La partie la plus importante de l’union de fait n’est certes pas l’union en tant que tel, mais bien plus la rupture de celle-ci, ainsi que ses conditions et effets.

Si cette rupture résulte du décès de l’un des conjoints, aucun droit en matière de succession n’est accordé au conjoint survivant, si ce n’est que l’octroi possible de dommages-intérêts suite au décès par la faute d’un tiers. Mais en droit social, le conjoint de fait survivant bénéficie généralement des mêmes droits qu’un époux légal, notamment en ce qui a trait aux rentes et indemnités.

Par contre, si cette rupture résulte d’une séparation, il en va autrement. En droit civil, la rupture n’emporte que quelques effets. Ainsi, le droit au maintien dans les lieux selon l’art. 1938 C.c.Q. est un des effets dont va bénéficier le concubin du locataire à la cessation de la vie commune. De plus, le droit d’usage de la résidence familiale, quoiqu’il ne vise en principe que les époux légalement mariés, a déjà été accordé à un conjoint de fait dans Gagnon c. Angers, C.A. Québec, 500-09-001972-967.
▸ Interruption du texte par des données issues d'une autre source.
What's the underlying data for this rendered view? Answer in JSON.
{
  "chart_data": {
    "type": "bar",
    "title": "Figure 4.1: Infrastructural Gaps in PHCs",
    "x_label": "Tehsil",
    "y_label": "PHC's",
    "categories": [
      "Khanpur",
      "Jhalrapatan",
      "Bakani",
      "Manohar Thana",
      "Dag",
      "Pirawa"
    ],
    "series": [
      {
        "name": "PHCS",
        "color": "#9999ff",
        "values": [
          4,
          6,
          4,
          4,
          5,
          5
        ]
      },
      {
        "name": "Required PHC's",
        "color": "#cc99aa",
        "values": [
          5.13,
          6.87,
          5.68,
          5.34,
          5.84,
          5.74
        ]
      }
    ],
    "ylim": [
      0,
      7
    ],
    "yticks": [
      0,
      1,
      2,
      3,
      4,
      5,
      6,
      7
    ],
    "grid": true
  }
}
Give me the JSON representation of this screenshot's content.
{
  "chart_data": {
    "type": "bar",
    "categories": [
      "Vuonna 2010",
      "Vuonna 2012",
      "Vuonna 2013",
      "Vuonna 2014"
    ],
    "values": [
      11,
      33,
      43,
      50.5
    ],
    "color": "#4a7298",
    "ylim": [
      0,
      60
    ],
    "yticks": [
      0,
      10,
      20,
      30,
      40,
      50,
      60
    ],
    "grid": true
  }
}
Comme on le constate ici, l’union de fait n’emporte donc pas des effets précis et il peut être discriminatoire ou préjudicieux pour certains conjoints d’être dans cette union. Il serait en effet plus prudent de prévoir un contrat régissant les droits et obligations de chacun et les modalités en cas de séparation pour que chacun y trouve son compte et que personne ne soit pénalisé de par le manque de disposition législative de ce type d’union.